Le président Nyerere a collaboré étroitement avec le président Kaunda de Zambie, qui fut aussi un Etat de la Ligne de front et une base arrière pour l’ANC, le MPLA et la SWAPO. Ces deux hommes d’Etat, avec leur simplicité évidente, leur sens de l’humour et leur usage raffiné de la langue anglaise, ont dominé les sommets de l’OUA pendant des années, alors que leurs camarades (Ben Bella, Nkrumah, Nasser) ont quitté la scène.
Alors qu’au fil du temps la solidarité se renforçait, des évènements mémorables ont eu lieu :
- La visite du président Kaunda dans les pays nordiques, au nom de l’OUA, à la Conférence d’Oslo contre l’Apartheid en 1972, qui était une réunion majeure de soutien et a eu un impact considérable sur les sociétés civiles européennes.

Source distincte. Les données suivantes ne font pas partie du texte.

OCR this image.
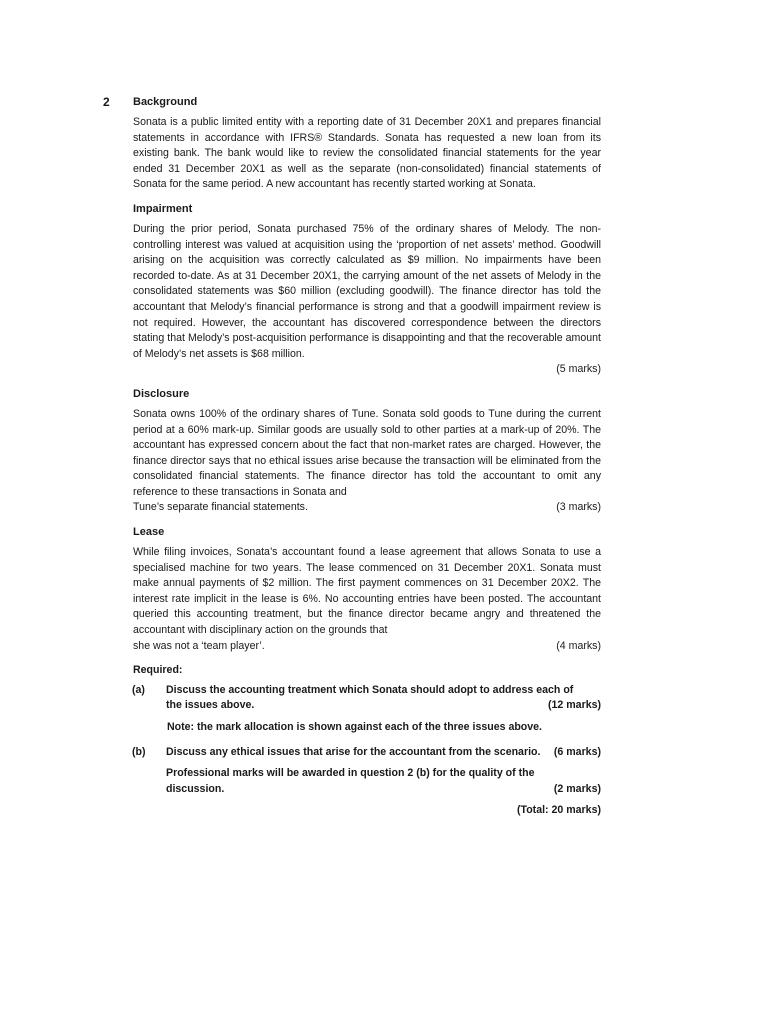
2 Background

Sonata is a public limited entity with a reporting date of 31 December 20X1 and prepares financial statements in accordance with IFRS® Standards. Sonata has requested a new loan from its existing bank. The bank would like to review the consolidated financial statements for the year ended 31 December 20X1 as well as the separate (non-consolidated) financial statements of Sonata for the same period. A new accountant has recently started working at Sonata.

Impairment

During the prior period, Sonata purchased 75% of the ordinary shares of Melody. The non-controlling interest was valued at acquisition using the ‘proportion of net assets’ method. Goodwill arising on the acquisition was correctly calculated as $9 million. No impairments have been recorded to-date. As at 31 December 20X1, the carrying amount of the net assets of Melody in the consolidated statements was $60 million (excluding goodwill). The finance director has told the accountant that Melody’s financial performance is strong and that a goodwill impairment review is not required. However, the accountant has discovered correspondence between the directors stating that Melody’s post-acquisition performance is disappointing and that the recoverable amount of Melody’s net assets is $68 million.

(5 marks)

Disclosure

Sonata owns 100% of the ordinary shares of Tune. Sonata sold goods to Tune during the current period at a 60% mark-up. Similar goods are usually sold to other parties at a mark-up of 20%. The accountant has expressed concern about the fact that non-market rates are charged. However, the finance director says that no ethical issues arise because the transaction will be eliminated from the consolidated financial statements. The finance director has told the accountant to omit any reference to these transactions in Sonata and

Tune’s separate financial statements.	(3 marks)
Lease

While filing invoices, Sonata’s accountant found a lease agreement that allows Sonata to use a specialised machine for two years. The lease commenced on 31 December 20X1. Sonata must make annual payments of $2 million. The first payment commences on 31 December 20X2. The interest rate implicit in the lease is 6%. No accounting entries have been posted. The accountant queried this accounting treatment, but the finance director became angry and threatened the accountant with disciplinary action on the grounds that

she was not a ‘team player’.	(4 marks)
Required:
(a)	Discuss the accounting treatment which Sonata should adopt to address each of
the issues above.	(12 marks)
Note: the mark allocation is shown against each of the three issues above.
(b)	Discuss any ethical issues that arise for the accountant from the scenario. (6 marks)
Professional marks will be awarded in question 2 (b) for the quality of the
discussion.	(2 marks)
(Total: 20 marks)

- En 1972, à l’invitation de l’OUA, j’ai accompagné le vice directeur général de l’UNESCO, M. Mokhtar Mbow du Sénégal, lors de sa visite en Zambie et en Tanzanie, afin de rencontrer les mouvements de libération et de voir le fonctionnement des structures de soutien fournis par les Etats hôtes. A la fin de la visite, nous avons eu une réunion mémorable avec le président Nyerere. A son retour à Paris, Mbow dans son rapport à la conférence générale de l’organisation, qui a adopté ses recommandations, a proposé que les représentants de tous les mouvements de libération reconnus par l’OUA soient invités à participer à l’UNESCO en qualité d’observateurs. Cette résolution innovante a, par la suite, été adoptée par tout le système des Nations Unies et a entraîné le bannissement de l’Afrique du Sud raciste de toutes les activités internationales et lui a conféré son statut de paria dans la communauté internationale.

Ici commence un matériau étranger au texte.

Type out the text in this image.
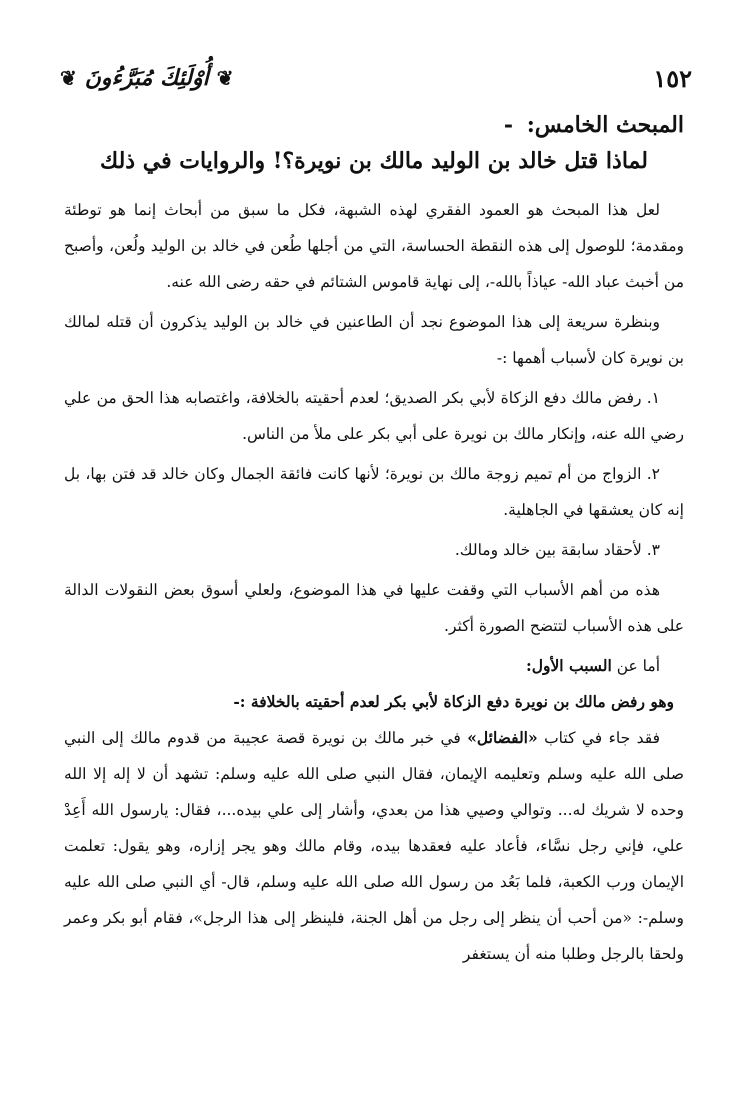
❦ أُوْلَئِكَ مُبَرَّءُونَ ❦	١٥٢
المبحث الخامس: -
لماذا قتل خالد بن الوليد مالك بن نويرة؟! والروايات في ذلك

لعل هذا المبحث هو العمود الفقري لهذه الشبهة، فكل ما سبق من أبحاث إنما هو توطئة ومقدمة؛ للوصول إلى هذه النقطة الحساسة، التي من أجلها طُعن في خالد بن الوليد ولُعن، وأصبح من أخبث عباد الله- عياذاً بالله-، إلى نهاية قاموس الشتائم في حقه رضى الله عنه.

وبنظرة سريعة إلى هذا الموضوع نجد أن الطاعنين في خالد بن الوليد يذكرون أن قتله لمالك بن نويرة كان لأسباب أهمها :-

١. رفض مالك دفع الزكاة لأبي بكر الصديق؛ لعدم أحقيته بالخلافة، واغتصابه هذا الحق من علي رضي الله عنه، وإنكار مالك بن نويرة على أبي بكر على ملأ من الناس.

٢. الزواج من أم تميم زوجة مالك بن نويرة؛ لأنها كانت فائقة الجمال وكان خالد قد فتن بها، بل إنه كان يعشقها في الجاهلية.

٣. لأحقاد سابقة بين خالد ومالك.

هذه من أهم الأسباب التي وقفت عليها في هذا الموضوع، ولعلي أسوق بعض النقولات الدالة على هذه الأسباب لتتضح الصورة أكثر.

أما عن السبب الأول:
وهو رفض مالك بن نويرة دفع الزكاة لأبي بكر لعدم أحقيته بالخلافة :-

فقد جاء في كتاب «الفضائل» في خبر مالك بن نويرة قصة عجيبة من قدوم مالك إلى النبي صلى الله عليه وسلم وتعليمه الإيمان، فقال النبي صلى الله عليه وسلم: تشهد أن لا إله إلا الله وحده لا شريك له... وتوالي وصيي هذا من بعدي، وأشار إلى علي بيده...، فقال: يارسول الله أَعِدْ علي، فإني رجل نسَّاء، فأعاد عليه فعقدها بيده، وقام مالك وهو يجر إزاره، وهو يقول: تعلمت الإيمان ورب الكعبة، فلما بَعُد من رسول الله صلى الله عليه وسلم، قال- أي النبي صلى الله عليه وسلم-: «من أحب أن ينظر إلى رجل من أهل الجنة، فلينظر إلى هذا الرجل»، فقام أبو بكر وعمر ولحقا بالرجل وطلبا منه أن يستغفر
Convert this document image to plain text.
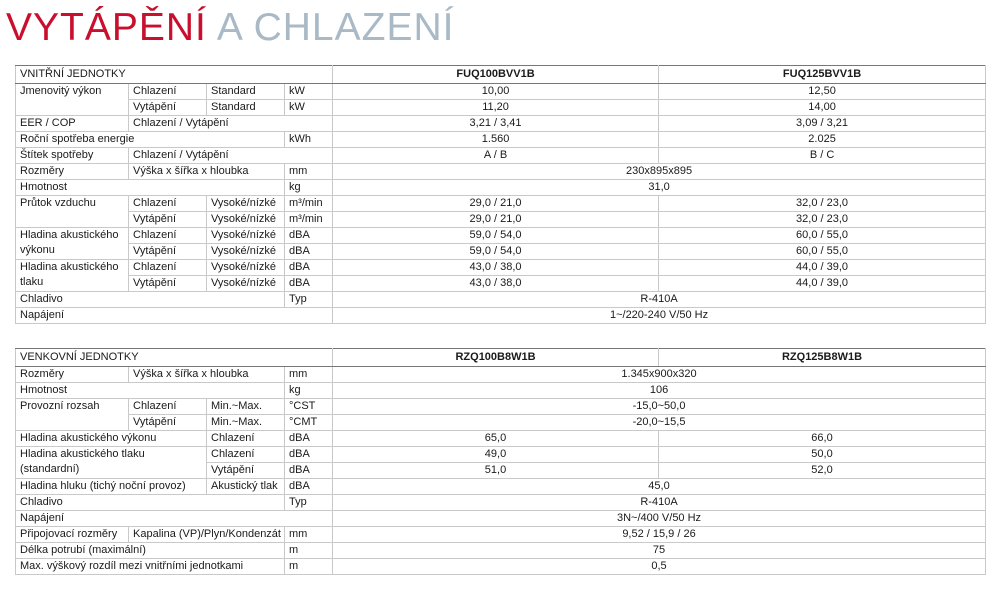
VYTÁPĚNÍ A CHLAZENÍ
VNITŘNÍ JEDNOTKY				FUQ100BVV1B	FUQ125BVV1B
Jmenovitý výkon	Chlazení	Standard	kW	10,00	12,50
	Vytápění	Standard	kW	11,20	14,00
EER / COP	Chlazení / Vytápění			3,21 / 3,41	3,09 / 3,21
Roční spotřeba energie			kWh	1.560	2.025
Štítek spotřeby	Chlazení / Vytápění			A / B	B / C
Rozměry	Výška x šířka x hloubka		mm	230x895x895	
Hmotnost			kg	31,0	
Průtok vzduchu	Chlazení	Vysoké/nízké	m³/min	29,0 / 21,0	32,0 / 23,0
	Vytápění	Vysoké/nízké	m³/min	29,0 / 21,0	32,0 / 23,0
Hladina akustického výkonu	Chlazení	Vysoké/nízké	dBA	59,0 / 54,0	60,0 / 55,0
	Vytápění	Vysoké/nízké	dBA	59,0 / 54,0	60,0 / 55,0
Hladina akustického tlaku	Chlazení	Vysoké/nízké	dBA	43,0 / 38,0	44,0 / 39,0
	Vytápění	Vysoké/nízké	dBA	43,0 / 38,0	44,0 / 39,0
Chladivo			Typ	R-410A	
Napájení				1~/220-240 V/50 Hz	
VENKOVNÍ JEDNOTKY				RZQ100B8W1B	RZQ125B8W1B
Rozměry	Výška x šířka x hloubka		mm	1.345x900x320	
Hmotnost			kg	106	
Provozní rozsah	Chlazení	Min.~Max.	°CST	-15,0~50,0	
	Vytápění	Min.~Max.	°CMT	-20,0~15,5	
Hladina akustického výkonu		Chlazení	dBA	65,0	66,0
Hladina akustického tlaku (standardní)		Chlazení	dBA	49,0	50,0
		Vytápění	dBA	51,0	52,0
Hladina hluku (tichý noční provoz)		Akustický tlak	dBA	45,0	
Chladivo			Typ	R-410A	
Napájení				3N~/400 V/50 Hz	
Připojovací rozměry	Kapalina (VP)/Plyn/Kondenzát		mm	9,52 / 15,9 / 26	
Délka potrubí (maximální)			m	75	
Max. výškový rozdíl mezi vnitřními jednotkami			m	0,5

- En 1973, lors du sommet de l’OUA au Caire, une résolution importante, proposée par le président Nyerere, a été adoptée, concernant les conflits frontaliers qui ont commencé à faire éruption entre des Etats nouvellement indépendants s’efforçant de vivre à l’intérieur de frontières arbitrairement décidées à l’époque coloniale (il y avait eu de sérieuses confrontations entre le Niger et le Dahomey, devenu Bénin, et le Ghana et la Côte d’Ivoire). Le président a argumenté et convaincu l’audience d’adopter une résolution historique disant l’inviolabilité et la permanence des frontières héritées de l’époque coloniale, arguant que la paix et la sécurité étaient plus importantes dans une Afrique indépendante que de redéfinir des frontières.
- La conférence afro-asiatique à Arusha était un autre jalon dans le soutien de la cause de la libération et l’anti-Apartheid venu d’Asie, de Chine de l’URSS et de tout le bloc soviétique. Comme prévu, il y a eu des frictions entre la délégation chinoise et celle de l’URSS, toutes les deux représentant des pays très actifs dans leur soutien aux mouvements de libération. Une fois de plus Mwalimu, grandement respecté par ces deux puissances, a réussi à résoudre les problèmes et la réunion s’est poursuivie avec une forte participation des pays de l’ASEAN.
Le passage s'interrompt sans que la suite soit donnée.